Key recommendations emerge from this experience:
1. **National Surveillance Systems**:LMICs must establish dedicated prion disease registries to document cases, track progression, and monitor geographic or temporal clusters. Such systems would not only improve local awareness but also feed into global databases critical for public health planning.
2. **Imaging Infrastructure Development**:MRI accessibility in Syria is currently limited to private facilities, creating significant delays and cost barriers.

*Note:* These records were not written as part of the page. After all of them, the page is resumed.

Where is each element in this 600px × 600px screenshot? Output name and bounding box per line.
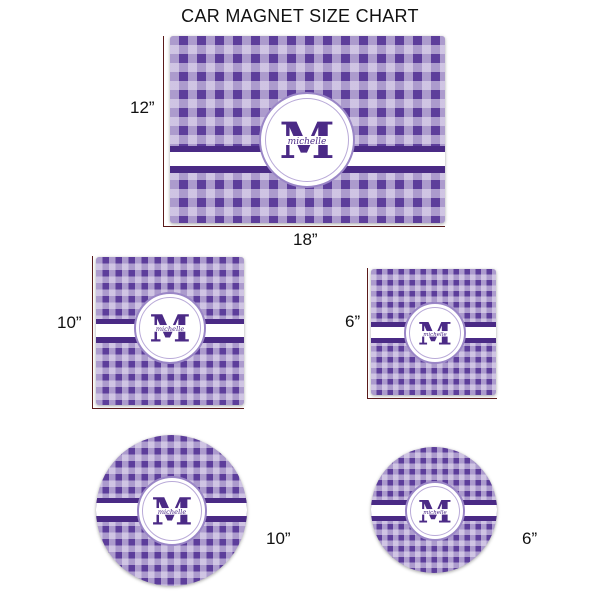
monogram-seal: M michelle bbox=[405, 481, 465, 541]
magnet-circle-10[interactable]: M michelle bbox=[96, 435, 247, 586]
monogram-seal: M michelle bbox=[134, 292, 206, 364]
monogram-graphic: M michelle bbox=[151, 492, 192, 530]
size-label-square-10: 10” bbox=[57, 313, 82, 332]
height-label-large: 12” bbox=[130, 98, 155, 117]
magnet-circle-6[interactable]: M michelle bbox=[371, 447, 497, 573]
magnet-square-10[interactable]: M michelle bbox=[96, 257, 244, 405]
monogram-seal: M michelle bbox=[259, 92, 355, 188]
width-ruler-square-6 bbox=[367, 398, 497, 399]
width-ruler-square-10 bbox=[92, 408, 244, 409]
size-label-circle-10: 10” bbox=[266, 529, 291, 548]
monogram-name: michelle bbox=[423, 331, 447, 337]
monogram-graphic: M michelle bbox=[279, 115, 334, 165]
monogram-name: michelle bbox=[288, 137, 327, 147]
monogram-name: michelle bbox=[156, 325, 185, 333]
monogram-seal: M michelle bbox=[137, 476, 207, 546]
magnet-rectangle-18x12[interactable]: M michelle bbox=[170, 36, 445, 223]
magnet-square-6[interactable]: M michelle bbox=[371, 269, 496, 395]
monogram-name: michelle bbox=[158, 508, 187, 516]
monogram-seal: M michelle bbox=[404, 302, 466, 364]
width-ruler-large bbox=[163, 226, 445, 227]
size-label-square-6: 6” bbox=[345, 312, 361, 331]
height-ruler-square-10 bbox=[92, 256, 93, 408]
page-title: CAR MAGNET SIZE CHART bbox=[181, 6, 419, 26]
height-ruler-square-6 bbox=[367, 268, 368, 398]
monogram-name: michelle bbox=[423, 509, 447, 515]
width-label-large: 18” bbox=[293, 230, 318, 249]
monogram-graphic: M michelle bbox=[149, 309, 190, 347]
height-ruler-large bbox=[163, 36, 164, 226]
monogram-graphic: M michelle bbox=[418, 496, 452, 527]
monogram-graphic: M michelle bbox=[418, 318, 452, 349]
size-label-circle-6: 6” bbox=[522, 529, 538, 548]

Public hospitals in LMICs require targeted investments in neuroimaging equipment and training programs to interpret prion-specific MRI patterns.
3. **Education and Training**:Physicians in resource-limited settings need regular updates on prion disease clinical features and diagnostic algorithms. Multidisciplinary workshops involving neurologists, radiologists, and public health officials could bridge knowledge gaps.
4. **Cost-Effective Diagnostic Tools**:Research into low-cost, rapid diagnostic tests for prion diseases is urgent. For example, simplified CSF testing protocols or portable MRI units could democratize access to critical diagnostics.
5. **Ethical and Cultural Considerations**:Postmortem brain biopsy, while definitive, is often inaccessible due to cultural taboos or logistical hurdles. Alternative confirmatory methods, such as CSF 14.3.3 testing, should be prioritized even in resource-constrained environments.

The case also reveals systemic healthcare weaknesses in LMICs. Limited budgets often prioritize treatable conditions over rare diseases, leading to underinvestment in prion research. For instance, the Syrian healthcare system struggles to balance routine services with niche neurological disorders. This imbalance necessitates advocacy for equitable funding mechanisms and international partnerships to share diagnostic expertise.

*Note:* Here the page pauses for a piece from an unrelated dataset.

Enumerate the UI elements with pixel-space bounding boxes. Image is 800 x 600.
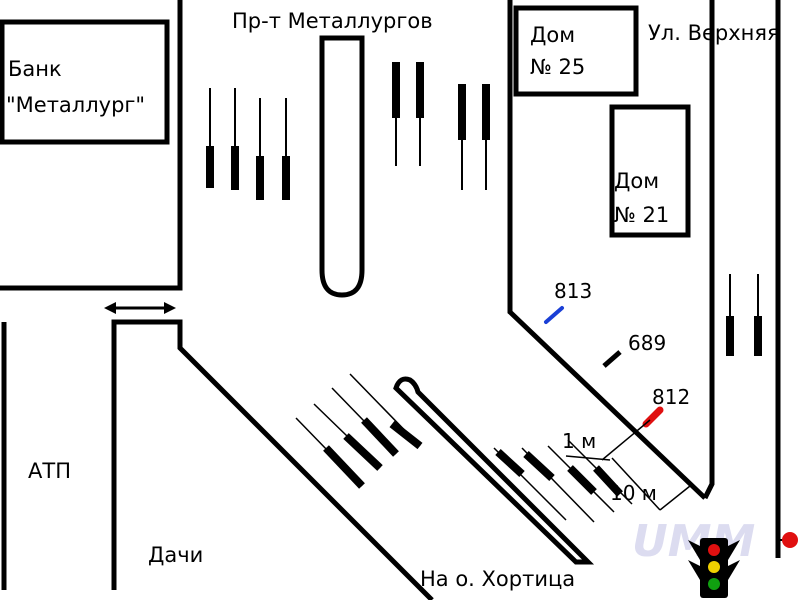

Global implications are equally significant. The WHO estimates that sCJD incidence in LMICs is underreported by a factor of 10–20 due to diagnostic delays. This means the true global burden could be twice the current 1.5–2 cases per million estimate. Accurate data is crucial for understanding disease distribution, risk factors, and potential transmission pathways. For example, regions with high beef consumption or medical tourism might see elevated sCJD rates, but such correlations are difficult to establish without robust surveillance.

The video abstract accompanying this report underscores the importance of visualizing complex neurological cases. Through animations, it demonstrates how MRI findings correlate with disease progression stages—initially affecting the caudate nuclei and putamen before spreading to cortical regions. This visual guidance can be particularly valuable for clinicians unfamiliar with prion neuroimaging patterns.

Keywords and themes:
- **Epidemiology**: Underreporting in LMICs leads to inaccurate disease prevalence data.
- **Neuroimaging**: Cortical ribboning and basal ganglia involvement are key MRI indicators.
- **Diagnostic Barriers**: Lack of access to CSF testing and RT-QuIC hinders confirmation.
- **Public Health Strategy**: Surveillance systems and cross-border collaborations are essential for outbreak prevention.

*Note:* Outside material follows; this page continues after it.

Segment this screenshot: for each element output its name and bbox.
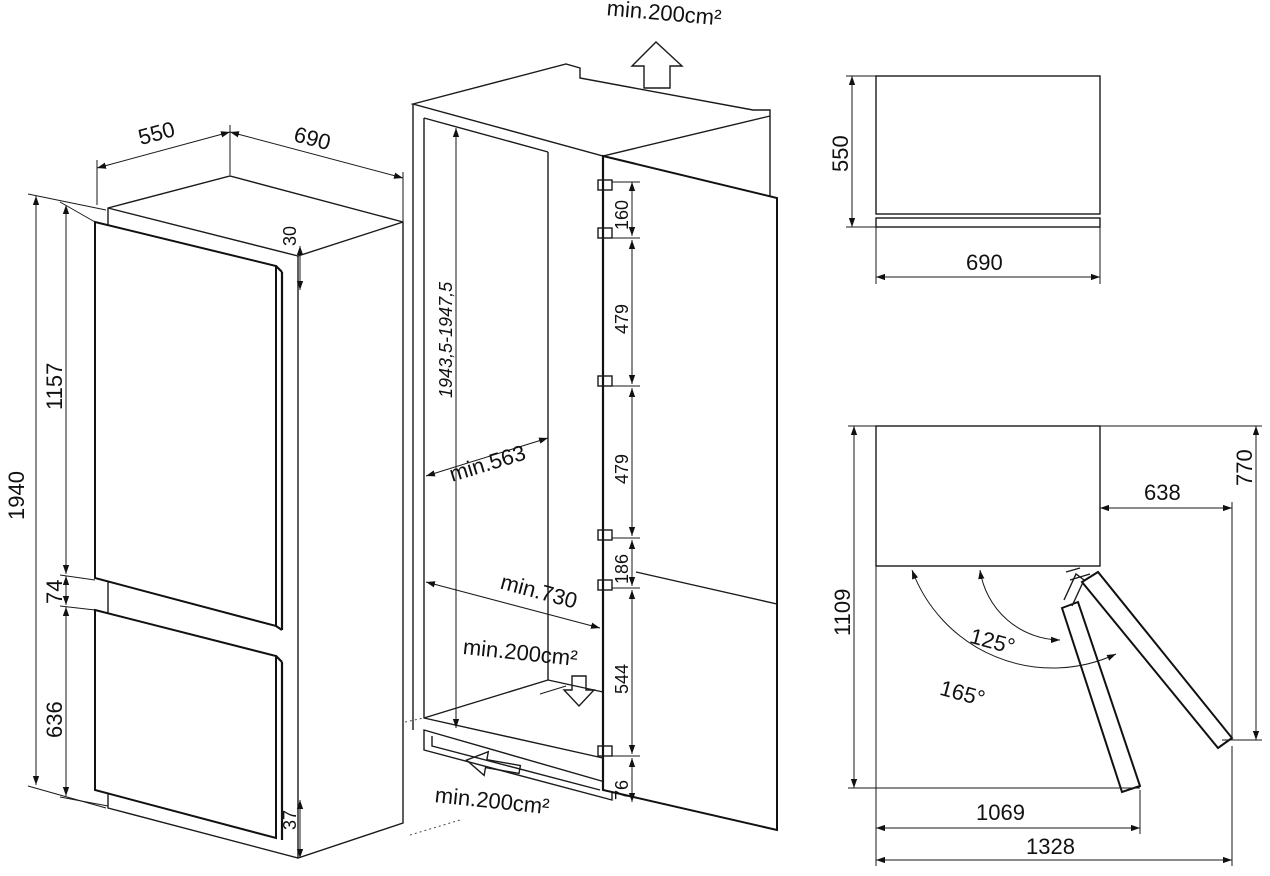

This case report is not merely a documentation of an individual’s experience but a call to action for healthcare systems worldwide. By addressing diagnostic gaps, improving surveillance, and fostering international collaboration, LMICs can contribute meaningfully to global prion disease research. The Syrian case exemplifies both the fragility of current diagnostic frameworks and the potential for transformative change through targeted investments in healthcare infrastructure and education.

最终，这一病例研究为全球卫生政策制定者提供了重要参考。在叙利亚这样的国家，建立以临床评估和MRI为核心的诊断流程，同时推动低成本检测工具的研发，将成为遏制神经退行性疾病蔓延的关键。通过整合国际资源与本土需求，LMICs有望在提升疾病诊断率的同时，为全球神经退行性疾病防控贡献独特经验。